When you are coordinating cross-border traffic, what is the one thing that always seems harder than it should be? (Subtly highlights pain points that EFTM/Capacity Regulation can address - unified tools, language barriers, communication inefficiencies)
Filip Zucker: “Real-time coordination across borders. Information flow is not always synchronized and different systems are often not able to communicate with each other. Here I think the Regulation may bring an improvement with more harmonised and interoperable digital tools.”
Emil Radomski: “Communication. Despite everyone's good intentions, I find the persistence of national languages in international traffic incomprehensible. We should take an example from aviation and adopt a single standard language like English. Currently, even the best translation tools do not fully meet the expectations of railway staff.
Using one 'established' language would change everything. After all, operationally we all speak the same 'railway language,' yet language barriers remain. Aside from communication, infrastructure and regulatory differences are equally significant burdens.”
How can FTE best support your company during Capacity Regulation implementation (e.g., workshops, templates, working groups)?
Filip Zucker: “The first thing that comes to my mind are handbooks that explain the specific changes that the Regulation brings to concrete employees – so everyone knows when and how exactly their work will be affected and what needs to be done. But more importantly, our work with FTE continues – here we can directly affect the implementation process in order to create the best possible conditions for the market.”
Emil Radomski: “As the leader of the FTE Passenger Traffic Working Group, my primary goal is safeguarding the interests and rights of the carriers.
FTE is the essential platform that amplifies our voice. The best support FTE can provide is to ensure that the 'Commercial Needs' of passenger operators are not overshadowed by the technical constraints of Infrastructure Managers.”
If you could give one piece of advice to policymakers or regulators who are designing these new rules, what would it be?

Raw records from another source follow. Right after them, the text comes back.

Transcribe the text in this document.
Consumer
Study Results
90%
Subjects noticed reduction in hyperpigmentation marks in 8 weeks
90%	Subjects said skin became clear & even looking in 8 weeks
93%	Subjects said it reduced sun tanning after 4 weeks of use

Filip Zucker: “It is difficult to provide a concrete piece of advice, since policymakers do not create the rules just by themselves, but also in cooperation with the market, IMs and other entities. My advice would be to listen to the market players – they know their operational needs best and since our goal is to improve cross-border traffic, make railway transport more competitive and stop the modal shift towards road transport, the focus should be on making the conditions for RUs fair and predictable.”
Emil Radomski: “Total simplification of the basics. No other industry, when planning its operations, is burdened by such a vast number of guidelines and dependencies, from crew rostering to strict route planning and station stops.
We need to cut through this complexity. Of course, safety remains paramount and non-negotiable, but the administrative process itself must become as straightforward as it is in other transport modes. We should not complicate what can be simple.”
Five years from now, what does success look like for cross-border rail traffic management in Europe?
Filip Zucker: “Harmonised and reliable digital tools, harmonised planning processes, improved data exchange and coordination between stakeholders and, of course, conditions that enable growth in cross-border traffic. Even if some aspects may not be initially perfect, effective performance review should let us detect inefficiencies and change/improve things swiftly if needed.”
Emil Radomski: “Success means better communication and networking between carriers. We need to work together more. Carriers should help write the EU rules, not just follow them. A strong voice for carriers is key to building a better railway sector for everyone.”